San Diego Zoo Wildlife Alliance, San Diego Zoo Safari Park, Escondido, CA.
K. L. Maddy Equine Analytical Pharmacology Laboratory, School of Veterinary Medicine, University of California-Davis, Davis, CA.
Am J Vet Res. 2023 Feb 27;84(4). doi: 10.2460/ajvr.22.12.0224. Print 2023 Apr 1.
To determine the pharmacokinetics of a single bolus of intravenous (IV) propofol after intramuscular administration of etorphine, butorphanol, medetomidine, and azaperone in 5 southern white rhinoceros to facilitate reproductive evaluations. A specific consideration was whether propofol would facilitate timely orotracheal intubation.
5 adult, female, zoo-maintained southern white rhinoceros.
Rhinoceros were administered etorphine (0.002 mg/kg), butorphanol (0.02 to 0.026 mg/kg), medetomidine (0.023 to 0.025 mg/kg), and azaperone (0.014 to 0.017 mg/kg) intramuscularly (IM) prior to an IV dose of propofol (0.5 mg/kg). Physiologic parameters (heart rate, blood pressure, respiratory rate, and capnography), timed parameters (eg, time to initial effects and intubation), and quality of induction and intubation were recorded following drug administration. Venous blood was collected for analysis of plasma propofol concentrations using liquid chromatography-tandem mass spectrometry at various time points after propofol administration.
All animals were approachable following IM drug administration, and orotracheal intubation was achieved at 9.8 ± 2.0 minutes (mean ±SD) following propofol administration. The mean clearance for propofol was 14.2 ± 7.7 ml/min/kg, the mean terminal half-life was 82.4 ± 74.4 minutes, and the maximum concentration occurred at 2.8 ± 2.9 minutes. Two of 5 rhinoceros experienced apnea after propofol administration. Initial hypertension, which improved without intervention, was observed.
This study provides pharmacokinetic data and insight into the effects of propofol in rhinoceros anesthetized using etorphine, butorphanol, medetomidine, and azaperone. While apnea was observed in 2 rhinoceros, propofol administration allowed for rapid control of the airway and facilitated oxygen administration and ventilatory support.
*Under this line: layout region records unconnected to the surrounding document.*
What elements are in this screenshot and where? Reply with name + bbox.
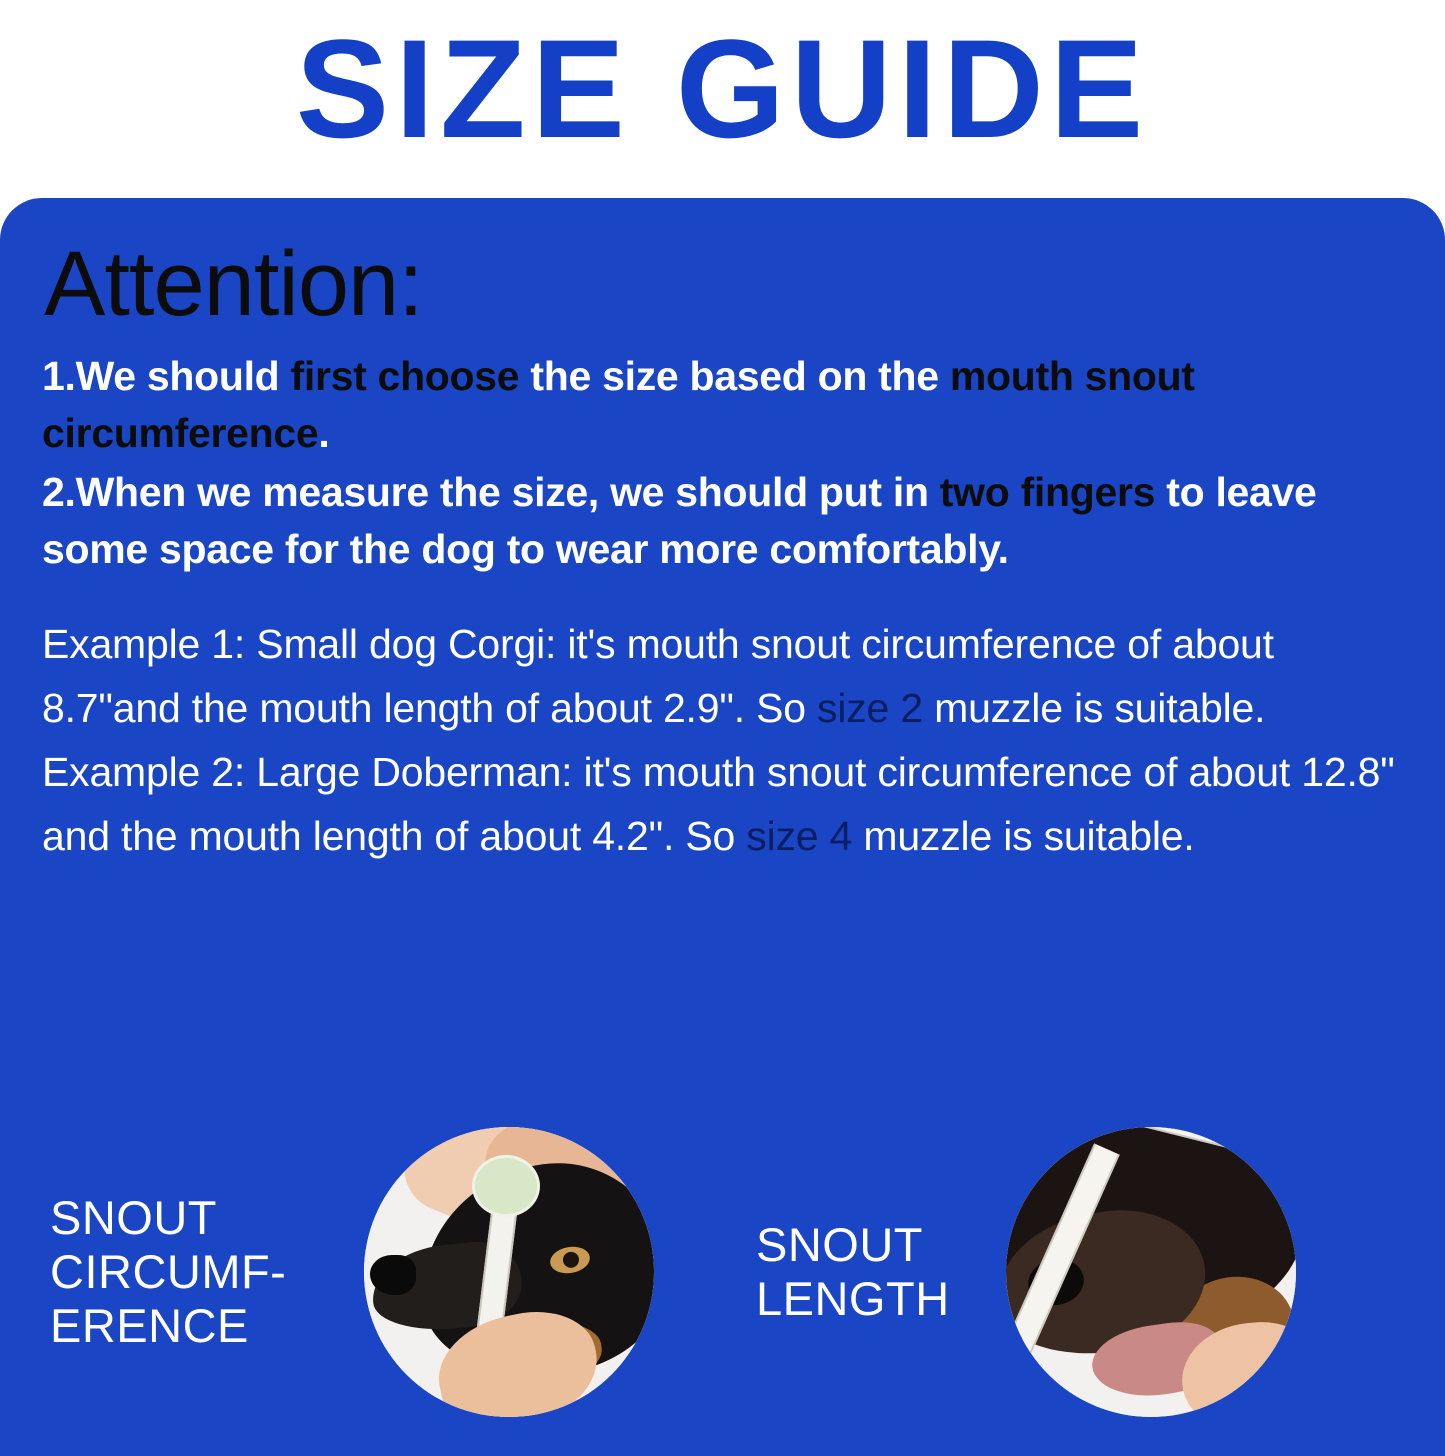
snout-circumference-caption: SNOUT CIRCUMF-ERENCE [50,1191,287,1352]
text-segment: mouth snout circumference [42,353,1195,456]
text-segment: Example 1: Small dog Corgi: it's mouth snout circumference of about 8.7"and the mouth length of about 2.9". So [42,621,1274,731]
attention-heading: Attention: [44,233,423,335]
dog-snout-circumference-photo [364,1127,654,1417]
text-segment: muzzle is suitable. [922,685,1266,731]
text-segment: 2.When we measure the size, we should put in [42,469,940,515]
text-segment: size 2 [817,685,923,731]
rules-list [42,348,1405,578]
example-item-2 [42,740,1405,868]
rule-item-1 [42,348,1405,462]
text-segment: two fingers [939,469,1156,515]
text-segment: first choose [290,353,520,399]
dog-nose-shape [370,1255,416,1295]
text-segment: size 4 [746,813,853,859]
snout-length-caption: SNOUT LENGTH [756,1218,950,1325]
rule-item-2 [42,464,1405,578]
measuring-tape-roll-shape [472,1155,540,1217]
snout-circumference-block [50,1122,654,1422]
text-segment: Example 2: Large Doberman: it's mouth snout circumference of about 12.8" and the mouth length of about 4.2". So [42,749,1395,859]
page-title: SIZE GUIDE [295,10,1150,167]
text-segment: 1.We should [42,353,291,399]
text-segment: the size based on the [519,353,950,399]
dog-snout-length-photo [1006,1127,1296,1417]
measurement-photos [40,1122,1405,1422]
text-segment: . [318,410,330,456]
text-segment: muzzle is suitable. [852,813,1195,859]
examples-list [42,612,1405,868]
attention-panel [0,198,1445,1456]
snout-length-block [740,1122,1296,1422]
example-item-1 [42,612,1405,740]
text-segment: to leave some space for the dog to wear more comfortably. [42,469,1317,572]
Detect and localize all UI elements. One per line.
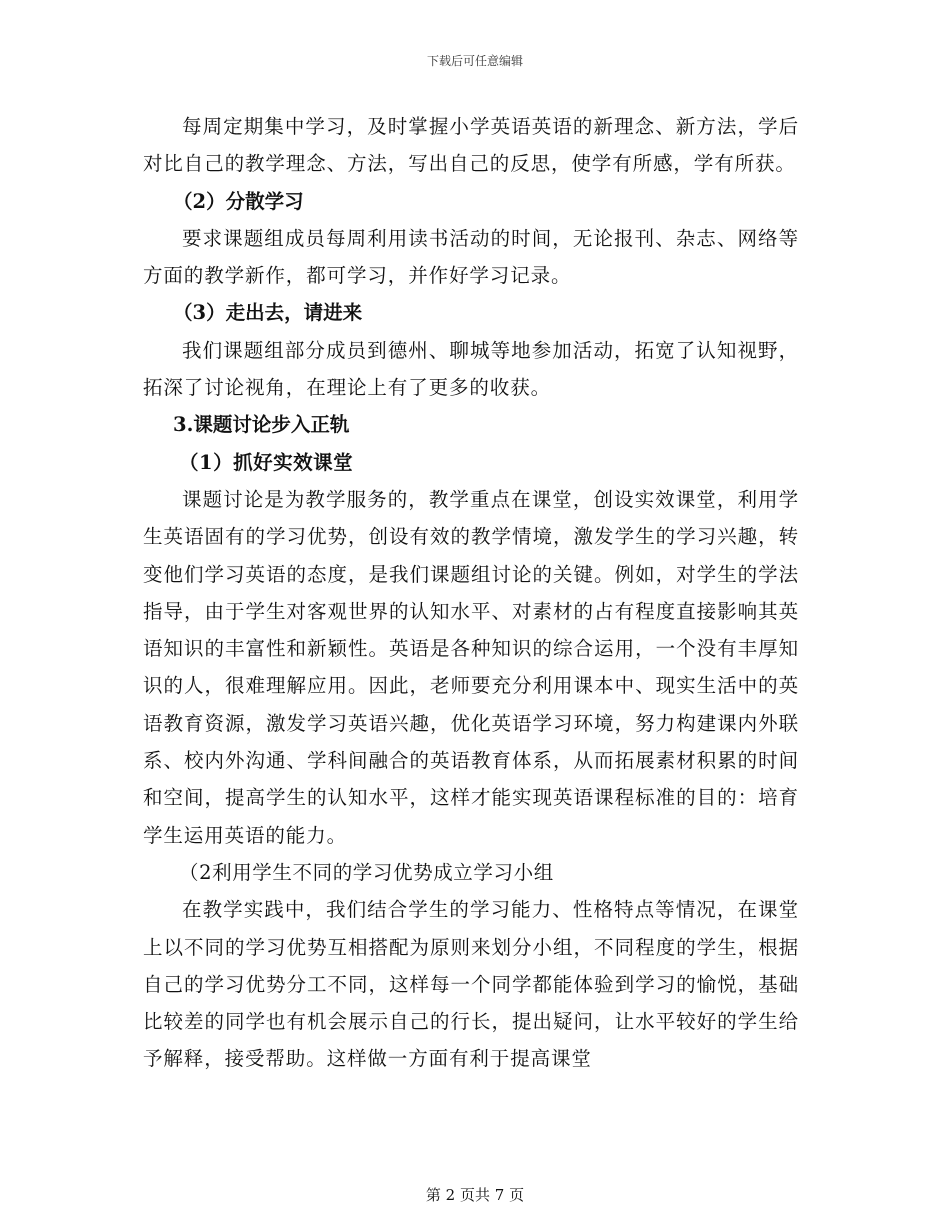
paragraph-effective-classroom: 课题讨论是为教学服务的，教学重点在课堂，创设实效课堂，利用学生英语固有的学习优势，创设有效的教学情境，激发学生的学习兴趣，转变他们学习英语的态度，是我们课题组讨论的关键。例如，对学生的学法指导，由于学生对客观世界的认知水平、对素材的占有程度直接影响其英语知识的丰富性和新颖性。英语是各种知识的综合运用，一个没有丰厚知识的人，很难理解应用。因此，老师要充分利用课本中、现实生活中的英语教育资源，激发学习英语兴趣，优化英语学习环境，努力构建课内外联系、校内外沟通、学科间融合的英语教育体系，从而拓展素材积累的时间和空间，提高学生的认知水平，这样才能实现英语课程标准的目的：培育学生运用英语的能力。 [143, 487, 799, 847]
paragraph-centralized-study: 每周定期集中学习，及时掌握小学英语英语的新理念、新方法，学后对比自己的教学理念、方法，写出自己的反思，使学有所感，学有所获。 [143, 115, 799, 176]
paragraph-study-groups: 在教学实践中，我们结合学生的学习能力、性格特点等情况，在课堂上以不同的学习优势互相搭配为原则来划分小组，不同程度的学生，根据自己的学习优势分工不同，这样每一个同学都能体验到学习的愉悦，基础比较差的同学也有机会展示自己的行长，提出疑问，让水平较好的学生给予解释，接受帮助。这样做一方面有利于提高课堂 [143, 898, 799, 1071]
page-header: 下载后可任意编辑 [426, 54, 523, 68]
section-heading-research-on-track: 3.课题讨论步入正轨 [173, 413, 350, 437]
heading-effective-classroom: （1）抓好实效课堂 [179, 450, 354, 474]
heading-scattered-study: （2）分散学习 [173, 189, 304, 213]
heading-go-out-invite-in: （3）走出去，请进来 [173, 301, 363, 325]
page-number: 第 2 页共 7 页 [425, 1186, 525, 1204]
paragraph-go-out-invite-in: 我们课题组部分成员到德州、聊城等地参加活动，拓宽了认知视野，拓深了讨论视角，在理论上有了更多的收获。 [143, 338, 799, 400]
document-body [143, 108, 799, 1078]
heading-study-groups: （2利用学生不同的学习优势成立学习小组 [179, 860, 554, 884]
paragraph-scattered-study: 要求课题组成员每周利用读书活动的时间，无论报刊、杂志、网络等方面的教学新作，都可学习，并作好学习记录。 [143, 226, 799, 288]
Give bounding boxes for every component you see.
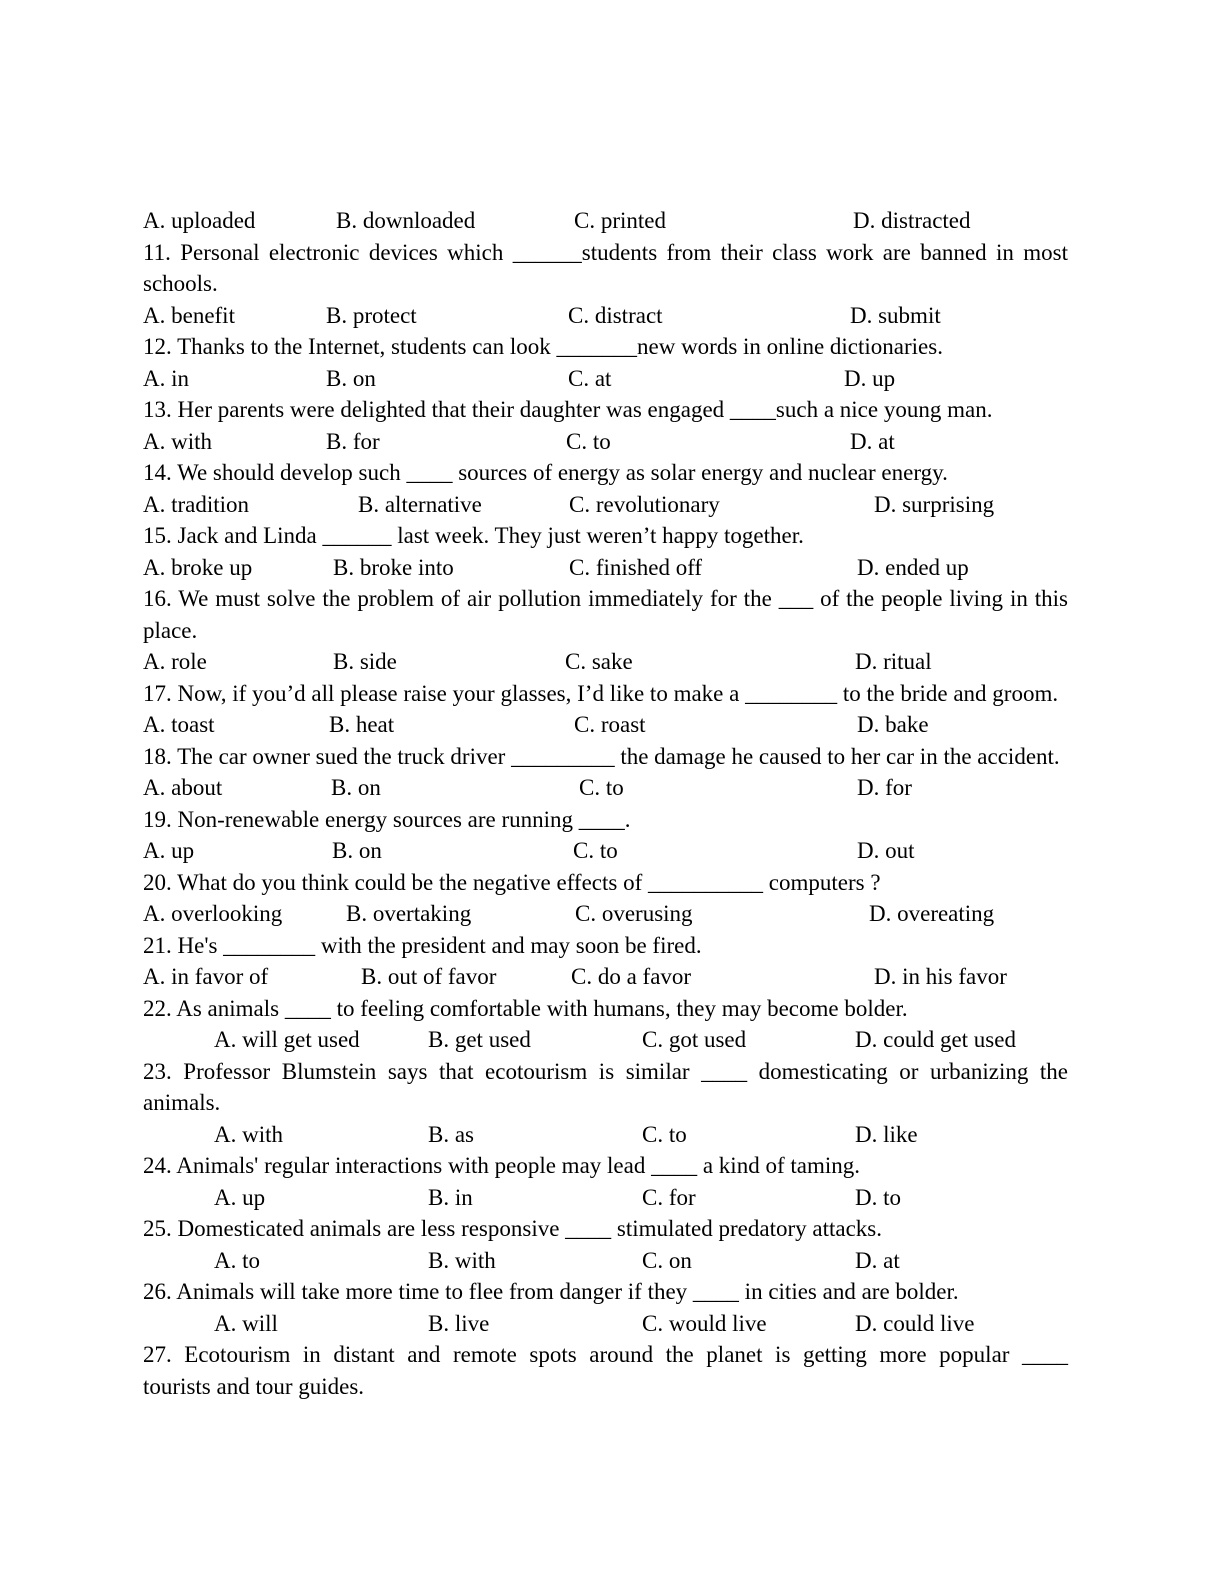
question-17-option-a: A. toast xyxy=(143,712,215,737)
question-12-option-c: C. at xyxy=(568,365,612,391)
question-11-stem: 11. Personal electronic devices which ______students from their class work are banned in most xyxy=(143,239,1068,265)
question-20-option-c: C. overusing xyxy=(575,901,693,926)
question-14-option-b: B. alternative xyxy=(358,491,482,517)
question-13-option-a: A. with xyxy=(143,428,212,454)
question-17-option-b: B. heat xyxy=(329,712,395,737)
question-14-option-a: A. tradition xyxy=(143,491,250,517)
question-22-option-c: C. got used xyxy=(642,1027,747,1052)
question-25-option-c: C. on xyxy=(642,1247,692,1273)
question-23-option-c: C. to xyxy=(642,1121,687,1147)
question-16-stem-continued: place. xyxy=(143,617,198,643)
question-19-option-c: C. to xyxy=(573,838,618,863)
question-19-stem: 19. Non-renewable energy sources are running ____. xyxy=(143,806,631,832)
question-11-option-c: C. distract xyxy=(568,302,663,328)
question-13-stem: 13. Her parents were delighted that their daughter was engaged ____such a nice young man. xyxy=(143,397,993,422)
question-11-option-a: A. benefit xyxy=(143,302,235,328)
question-11-stem-continued: schools. xyxy=(143,271,218,296)
question-16-stem: 16. We must solve the problem of air pollution immediately for the ___ of the people living in this xyxy=(143,586,1068,611)
question-26-stem: 26. Animals will take more time to flee from danger if they ____ in cities and are bolder. xyxy=(143,1279,959,1304)
question-23-option-d: D. like xyxy=(855,1121,918,1147)
q10-option-a: A. uploaded xyxy=(143,208,256,233)
question-15-option-d: D. ended up xyxy=(857,554,969,580)
q10-option-c: C. printed xyxy=(574,208,666,233)
question-21-option-d: D. in his favor xyxy=(874,964,1007,989)
question-22-option-d: D. could get used xyxy=(855,1027,1016,1052)
question-24-option-d: D. to xyxy=(855,1184,901,1210)
question-27-stem: 27. Ecotourism in distant and remote spots around the planet is getting more popular ____ xyxy=(143,1342,1068,1367)
question-17-option-c: C. roast xyxy=(574,712,646,737)
question-19-option-d: D. out xyxy=(857,838,915,863)
question-21-stem: 21. He's ________ with the president and may soon be fired. xyxy=(143,932,702,958)
question-21-option-b: B. out of favor xyxy=(361,964,497,989)
question-23-stem: 23. Professor Blumstein says that ecotourism is similar ____ domesticating or urbanizing the xyxy=(143,1058,1068,1084)
question-25-option-b: B. with xyxy=(428,1247,496,1273)
question-22-option-a: A. will get used xyxy=(214,1027,360,1052)
question-15-option-b: B. broke into xyxy=(333,554,454,580)
question-20-option-d: D. overeating xyxy=(869,901,995,926)
q10-option-b: B. downloaded xyxy=(336,208,476,233)
question-13-option-d: D. at xyxy=(850,428,895,454)
question-25-stem: 25. Domesticated animals are less responsive ____ stimulated predatory attacks. xyxy=(143,1216,882,1241)
question-21-option-c: C. do a favor xyxy=(571,964,692,989)
question-11-option-d: D. submit xyxy=(850,302,941,328)
question-23-option-b: B. as xyxy=(428,1121,474,1147)
question-12-stem: 12. Thanks to the Internet, students can look _______new words in online dictionaries. xyxy=(143,334,943,359)
question-15-stem: 15. Jack and Linda ______ last week. They just weren’t happy together. xyxy=(143,523,804,548)
question-18-option-c: C. to xyxy=(579,775,624,800)
question-18-option-d: D. for xyxy=(857,775,912,800)
question-16-option-b: B. side xyxy=(333,649,397,674)
question-19-option-b: B. on xyxy=(332,838,382,863)
question-24-option-b: B. in xyxy=(428,1184,473,1210)
question-12-option-b: B. on xyxy=(326,365,376,391)
question-18-option-a: A. about xyxy=(143,775,223,800)
question-22-option-b: B. get used xyxy=(428,1027,531,1052)
question-20-option-b: B. overtaking xyxy=(346,901,472,926)
question-25-option-a: A. to xyxy=(214,1247,260,1273)
question-14-stem: 14. We should develop such ____ sources of energy as solar energy and nuclear energy. xyxy=(143,460,948,485)
question-17-stem: 17. Now, if you’d all please raise your glasses, I’d like to make a ________ to the bride and groom. xyxy=(143,680,1059,706)
question-15-option-a: A. broke up xyxy=(143,554,253,580)
question-23-stem-continued: animals. xyxy=(143,1090,221,1115)
question-24-option-c: C. for xyxy=(642,1184,696,1210)
question-26-option-c: C. would live xyxy=(642,1310,767,1336)
q10-option-d: D. distracted xyxy=(853,208,971,233)
question-14-option-d: D. surprising xyxy=(874,491,995,517)
question-14-option-c: C. revolutionary xyxy=(569,491,720,517)
question-18-option-b: B. on xyxy=(331,775,381,800)
question-15-option-c: C. finished off xyxy=(569,554,703,580)
question-25-option-d: D. at xyxy=(855,1247,900,1273)
question-26-option-b: B. live xyxy=(428,1310,490,1336)
question-21-option-a: A. in favor of xyxy=(143,964,269,989)
question-26-option-d: D. could live xyxy=(855,1310,975,1336)
question-13-option-b: B. for xyxy=(326,428,380,454)
question-19-option-a: A. up xyxy=(143,838,195,863)
question-23-option-a: A. with xyxy=(214,1121,283,1147)
question-20-option-a: A. overlooking xyxy=(143,901,283,926)
question-26-option-a: A. will xyxy=(214,1310,278,1336)
question-20-stem: 20. What do you think could be the negative effects of __________ computers ? xyxy=(143,869,881,895)
question-16-option-a: A. role xyxy=(143,649,207,674)
question-13-option-c: C. to xyxy=(566,428,611,454)
question-24-stem: 24. Animals' regular interactions with people may lead ____ a kind of taming. xyxy=(143,1153,860,1178)
question-24-option-a: A. up xyxy=(214,1184,266,1210)
question-18-stem: 18. The car owner sued the truck driver _________ the damage he caused to her car in the accident. xyxy=(143,743,1060,769)
question-16-option-c: C. sake xyxy=(565,649,633,674)
question-27-stem-continued: tourists and tour guides. xyxy=(143,1373,365,1399)
question-11-option-b: B. protect xyxy=(326,302,417,328)
question-12-option-a: A. in xyxy=(143,365,189,391)
question-16-option-d: D. ritual xyxy=(855,649,932,674)
question-17-option-d: D. bake xyxy=(857,712,929,737)
question-22-stem: 22. As animals ____ to feeling comfortable with humans, they may become bolder. xyxy=(143,995,908,1021)
question-12-option-d: D. up xyxy=(844,365,896,391)
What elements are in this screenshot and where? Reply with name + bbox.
确定静脉注射(IV)异丙酚在 5 头南部白犀牛肌内注射依托啡、丁丙诺啡、美托咪定和阿扎哌隆后单次推注的药代动力学,以促进生殖评估。一个特别考虑的问题是异丙酚是否会促进及时经口气管插管。
5 头成年雌性动物园饲养的南部白犀牛。
犀牛肌内注射依托啡(0.002mg/kg)、丁丙诺啡(0.02 至 0.026mg/kg)、美托咪定(0.023 至 0.025mg/kg)和阿扎哌隆(0.014 至 0.017mg/kg),然后静脉注射异丙酚(0.5mg/kg)。给药后记录生理参数(心率、血压、呼吸频率和呼气末二氧化碳描记术)、计时参数(例如,初始效应和插管时间)以及诱导和插管的质量。静脉血采集用于在异丙酚给药后不同时间点使用液相色谱-串联质谱法分析血浆异丙酚浓度。
所有动物在肌内药物给药后均可接近,异丙酚给药后 9.8±2.0 分钟即可进行经口气管插管。异丙酚的平均清除率为 14.2±7.7ml/min/kg,平均终末半衰期为 82.4±74.4 分钟,最大浓度发生在 2.8±2.9 分钟。5 头犀牛中有 2 头在异丙酚给药后出现呼吸暂停。观察到初始高血压,未经干预即改善。
本研究提供了异丙酚在麻醉犀牛中使用依托啡、丁丙诺啡、美托咪定和阿扎哌隆的药代动力学数据和见解。虽然 2 头犀牛出现呼吸暂停,但异丙酚给药允许快速控制气道,并促进氧气给予和通气支持。